'All at Sea' at the National Library Gallery
MEDIA RELEASE
For immediate release
4 November
2005
NEW EXHIBITIONS ON THE WAY . . .
19 November 2005
* 19 March 2006
Siu ki Moana: reaching across the Pacific
Aotearoa New Zealand and the Kingdom of Tonga
1880-1950
An exhibition about the rich shared history of people and cultures that moved across the Pacific between New Zealand and the Kingdom of Tonga will open at the National Library Gallery next month.

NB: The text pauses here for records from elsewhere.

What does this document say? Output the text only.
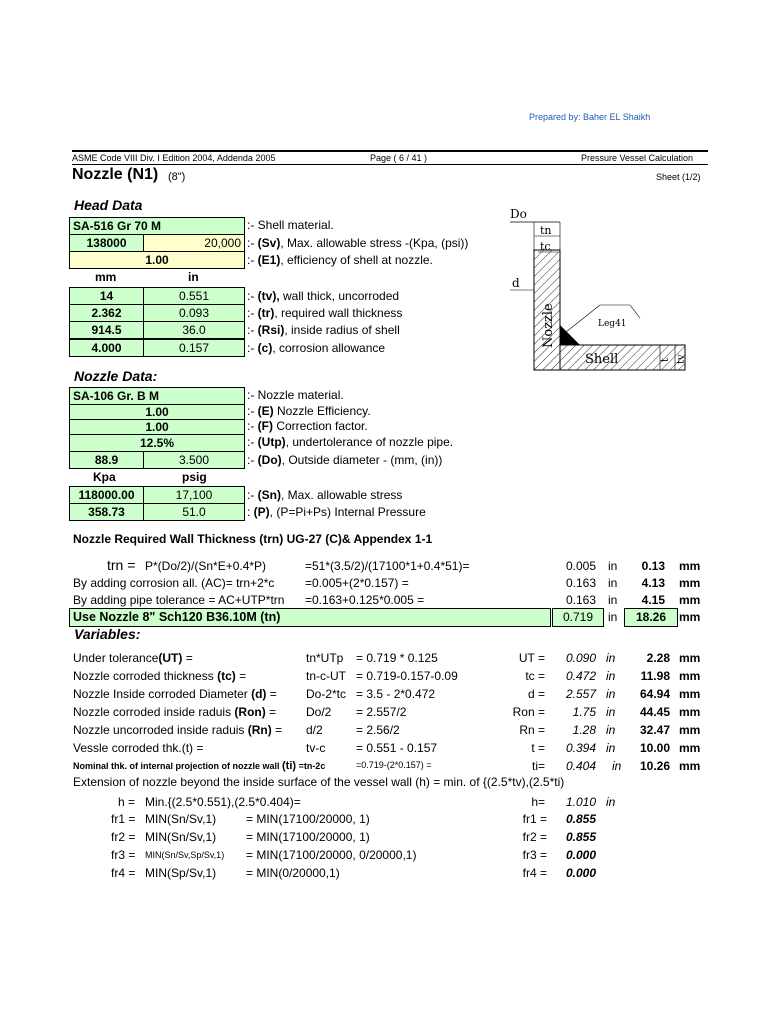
Prepared by: Baher EL Shaikh
ASME Code VIII Div. I Edition 2004, Addenda 2005	Page ( 6 / 41 )	Pressure Vessel Calculation
Nozzle (N1) (8")	Sheet (1/2)
Head Data
SA-516 Gr 70 M	:- Shell material.
138000	20,000 :- (Sv), Max. allowable stress -(Kpa, (psi))
1.00	:- (E1), efficiency of shell at nozzle.
mm	in
14	0.551	:- (tv), wall thick, uncorroded
2.362	0.093	:- (tr), required wall thickness
914.5	36.0	:- (Rsi), inside radius of shell
4.000	0.157	:- (c), corrosion allowance
Do
tn
tc
d
Nozzle
Shell
Leg41
t tv
Nozzle Data:
SA-106 Gr. B M	:- Nozzle material.
1.00	:- (E) Nozzle Efficiency.
1.00	:- (F) Correction factor.
12.5%	:- (Utp), undertolerance of nozzle pipe.
88.9	3.500	:- (Do), Outside diameter - (mm, (in))
Kpa	psig
118000.00	17,100	:- (Sn), Max. allowable stress
358.73	51.0	: (P), (P=Pi+Ps) Internal Pressure
Nozzle Required Wall Thickness (trn) UG-27 (C)& Appendex 1-1
trn = P*(Do/2)/(Sn*E+0.4*P)	=51*(3.5/2)/(17100*1+0.4*51)=	0.005 in	0.13 mm
By adding corrosion all. (AC)= trn+2*c	=0.005+(2*0.157) =	0.163 in	4.13 mm
By adding pipe tolerance = AC+UTP*trn =0.163+0.125*0.005 =	0.163 in	4.15 mm
Use Nozzle 8" Sch120 B36.10M (tn)	0.719	in	18.26	mm
Variables:
Under tolerance(UT) =	tn*UTp = 0.719 * 0.125	UT =	0.090 in	2.28 mm
Nozzle corroded thickness (tc) =	tn-c-UT = 0.719-0.157-0.09	tc =	0.472 in	11.98 mm
Nozzle Inside corroded Diameter (d) = Do-2*tc = 3.5 - 2*0.472	d =	2.557 in	64.94 mm
Nozzle corroded inside raduis (Ron) = Do/2 = 2.557/2	Ron =	1.75 in	44.45 mm
Nozzle uncorroded inside raduis (Rn) = d/2	= 2.56/2	Rn =	1.28 in	32.47 mm
Vessle corroded thk.(t) =	tv-c	= 0.551 - 0.157	t =	0.394 in	10.00 mm
Nominal thk. of internal projection of nozzle wall (ti) =tn-2c	=0.719-(2*0.157) =	ti=	0.404 in	10.26 mm
Extension of nozzle beyond the inside surface of the vessel wall (h) = min. of {(2.5*tv),(2.5*ti)
h = Min.{(2.5*0.551),(2.5*0.404)=	h=	1.010 in
fr1 = MIN(Sn/Sv,1) = MIN(17100/20000, 1)	fr1 =	0.855
fr2 = MIN(Sn/Sv,1) = MIN(17100/20000, 1)	fr2 =	0.855
fr3 = MIN(Sn/Sv,Sp/Sv,1) = MIN(17100/20000, 0/20000,1)	fr3 =	0.000
fr4 = MIN(Sp/Sv,1) = MIN(0/20000,1)	fr4 =	0.000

Siu Ki Moana: reaching across the Pacific, Aotearoa New Zealand and the Kingdom of Tonga 1880-1950 is introduced by stories about the travels of two young men in the early19th century, one who sailed from New Zealand to Tonga and one who travelled from Tonga to New Zealand.
The exhibition includes
photographs and documents from the vast collections of the
Alexander Turnbull Library as well as material loaned from
museums and libraries.
Many items on show have come from
private collections * photographs and mementoes found on
walls, in cupboards and on bedside tables in family homes.

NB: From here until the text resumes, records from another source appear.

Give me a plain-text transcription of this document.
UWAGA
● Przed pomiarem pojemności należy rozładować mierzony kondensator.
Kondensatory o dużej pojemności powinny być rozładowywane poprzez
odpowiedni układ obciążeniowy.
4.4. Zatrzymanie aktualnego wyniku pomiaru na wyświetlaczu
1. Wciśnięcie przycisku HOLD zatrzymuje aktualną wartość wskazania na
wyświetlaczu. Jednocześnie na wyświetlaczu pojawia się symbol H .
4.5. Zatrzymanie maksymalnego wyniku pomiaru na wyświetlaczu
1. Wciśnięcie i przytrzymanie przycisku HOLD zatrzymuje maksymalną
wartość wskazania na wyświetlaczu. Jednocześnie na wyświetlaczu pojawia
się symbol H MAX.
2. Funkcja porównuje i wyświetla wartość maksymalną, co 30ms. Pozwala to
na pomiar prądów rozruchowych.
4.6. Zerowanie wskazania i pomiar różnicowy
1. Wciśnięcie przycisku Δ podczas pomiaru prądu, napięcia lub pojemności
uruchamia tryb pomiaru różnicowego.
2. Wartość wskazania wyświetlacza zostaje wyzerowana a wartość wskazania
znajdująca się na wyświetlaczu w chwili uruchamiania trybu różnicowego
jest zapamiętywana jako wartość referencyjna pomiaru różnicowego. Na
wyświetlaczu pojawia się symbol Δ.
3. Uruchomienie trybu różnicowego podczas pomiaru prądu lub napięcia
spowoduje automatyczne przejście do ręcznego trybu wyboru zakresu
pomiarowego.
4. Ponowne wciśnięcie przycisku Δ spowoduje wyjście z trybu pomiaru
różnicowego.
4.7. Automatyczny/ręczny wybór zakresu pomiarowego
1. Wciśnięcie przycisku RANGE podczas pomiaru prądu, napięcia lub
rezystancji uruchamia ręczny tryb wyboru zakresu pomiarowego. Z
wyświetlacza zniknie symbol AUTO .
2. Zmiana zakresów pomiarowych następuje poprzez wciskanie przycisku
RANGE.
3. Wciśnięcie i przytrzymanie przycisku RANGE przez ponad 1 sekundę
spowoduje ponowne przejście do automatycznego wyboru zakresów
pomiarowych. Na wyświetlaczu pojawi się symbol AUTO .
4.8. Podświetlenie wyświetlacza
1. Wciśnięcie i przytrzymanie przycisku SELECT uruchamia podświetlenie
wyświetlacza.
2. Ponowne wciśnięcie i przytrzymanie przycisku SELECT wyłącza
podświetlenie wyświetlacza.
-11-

The exhibition takes its name, Siu ki Moana, from a Tongan phrase that literally means to travel, to sail, to fly over deep water. Curator Lois Webster says that this phrase 'is often used in the context of fishermen going out to the open ocean, beyond the lagoons and reefs, in search of the big catch, and it is used to describe the sea bird's flight from island to distant island.

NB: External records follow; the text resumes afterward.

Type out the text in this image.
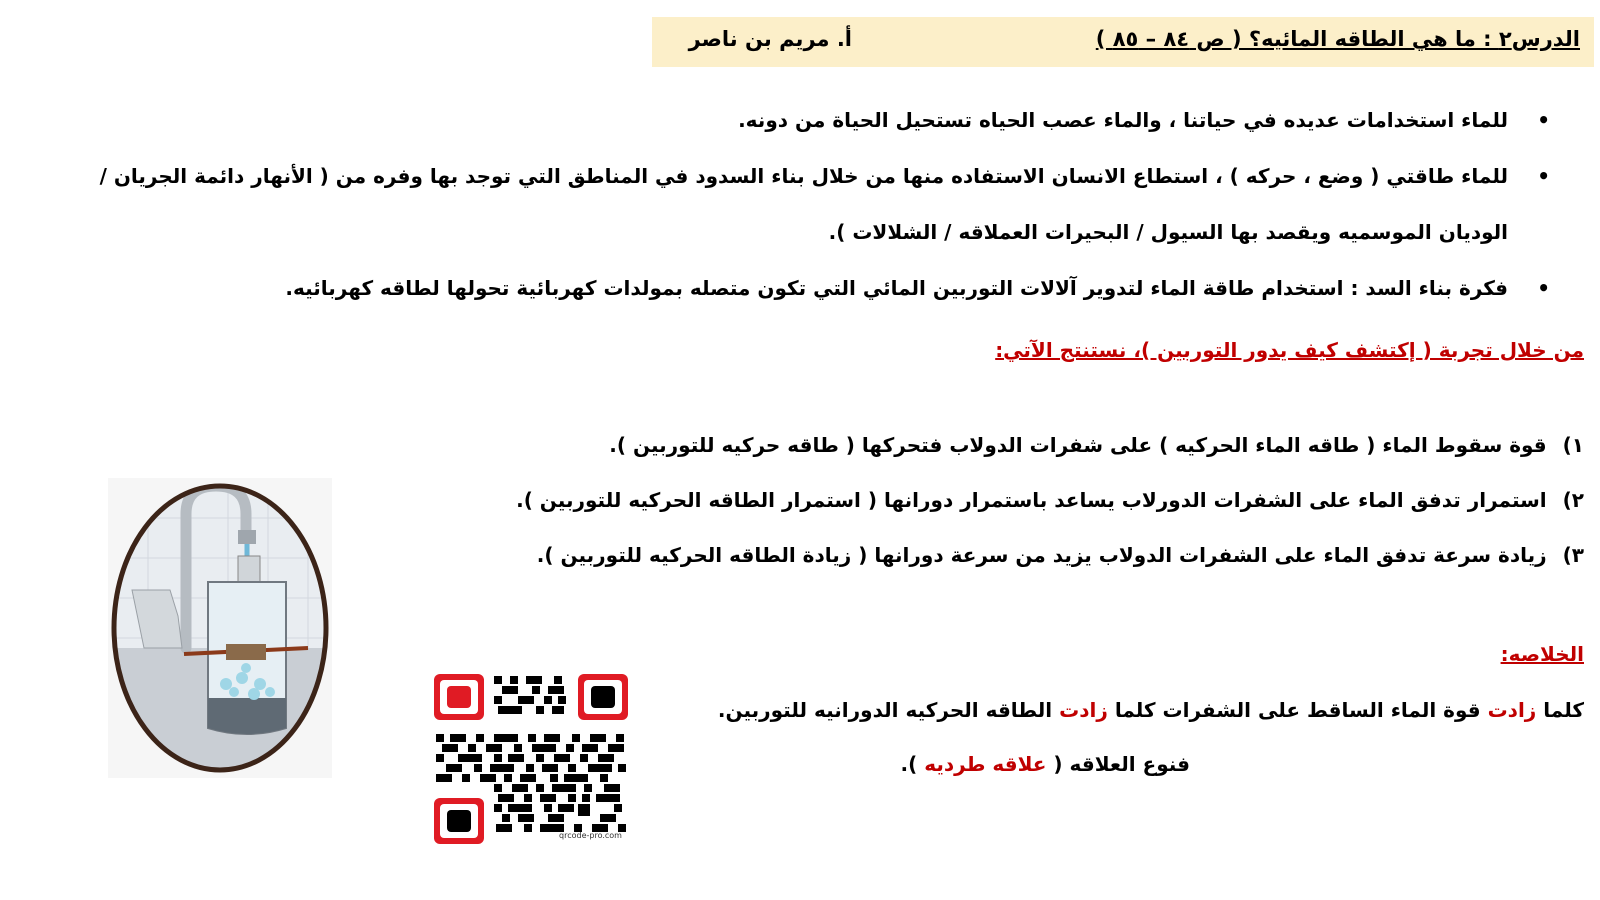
الدرس٢ : ما هي الطاقه المائيه؟ ( ص ٨٤ – ٨٥ )
أ. مريم بن ناصر
• للماء استخدامات عديده في حياتنا ، والماء عصب الحياه تستحيل الحياة من دونه.
• للماء طاقتي ( وضع ، حركه ) ، استطاع الانسان الاستفاده منها من خلال بناء السدود في المناطق التي توجد بها وفره من ( الأنهار دائمة الجريان / الوديان الموسميه ويقصد بها السيول / البحيرات العملاقه / الشلالات ).
• فكرة بناء السد : استخدام طاقة الماء لتدوير آلالات التوربين المائي التي تكون متصله بمولدات كهربائية تحولها لطاقه كهربائيه.
من خلال تجربة ( إكتشف كيف يدور التوربين )، نستنتج الآتي:
١)قوة سقوط الماء ( طاقه الماء الحركيه ) على شفرات الدولاب فتحركها ( طاقه حركيه للتوربين ).
٢)استمرار تدفق الماء على الشفرات الدورلاب يساعد باستمرار دورانها ( استمرار الطاقه الحركيه للتوربين ).
٣)زيادة سرعة تدفق الماء على الشفرات الدولاب يزيد من سرعة دورانها ( زيادة الطاقه الحركيه للتوربين ).
الخلاصه:
كلما زادت قوة الماء الساقط على الشفرات كلما زادت الطاقه الحركيه الدورانيه للتوربين.
فنوع العلاقه ( علاقه طرديه ).
qrcode-pro.com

'Venturing out into deep water, of course, comes with risks. One may meet great difficulty; one may never return. Yet the long stretches of the South Pacific ocean have for centuries lured traders, adventurers, scientists, sailors, defenders and lovers. It is the yearning for that distant shore * always looking backward, always looking forward to the world that awaits them at the other end of the ocean's swell * that is celebrated in this exhibition.'
Siu ki Moana has been organised in partnership with the Wellington Tongan Community. Local artists have put together a series of 'Tongan Days' and invite the public to join them as they demonstrate important aspects of Tongan arts: faiva (performance arts), tufunga (materials arts) and fakamea'a (fine arts).
The 'Tongan Days' will take place in the
Gallery on the following Saturdays from 1.00pm-3.00pm.
10 December * Tufunga tatongitongi (Wood-carving)
28
January * Koka'anga (Tapa-making)
18 February * Lalanga
(Weaving)
18 March * We farewell the exhibition with a
selection of Tongan faiva (performance arts)
Siu ki Moana will be on show until 19 March 2006. (Holiday hours: The Gallery will be closed between 24 December and 6 January.)
Shipping Out
Early colonial voyages to New
Zealand
From the collections of the Alexander Turnbull
Library
An insight into what some of the early emigrants experienced to get to this country will be revealed in the National Library's exhibition Shipping Out, which opens on Saturday 19 November.
The exhibition focuses on the sea voyages of emigrants to New Zealand from the 1840s onwards, with paintings and watercolours of some of the actual ships and the harbour towns they arrived at * like Wellington, Lyttelton, New Plymouth, and Nelson. Included are works by eminent colonial artists such as Charles Heaphy, William Fox, and CD Barraud, along with shipboard diaries, many beautifully illustrated, with stories of the writers' extraordinary experiences on board. Also on show will be some early maps, with shipping routes indicated, and items such as original passenger tickets, and posters and documents relating to emigration and the New Zealand Company.
Some fascinating works from the mid-19th century, illustrating exotic ports of call such as Cuba, Rio, Hong Kong and Sri Lanka, will also be included in the exhibition.
Shipping Out will be on show until 19 March, but will be closed between 24 December and 6 January.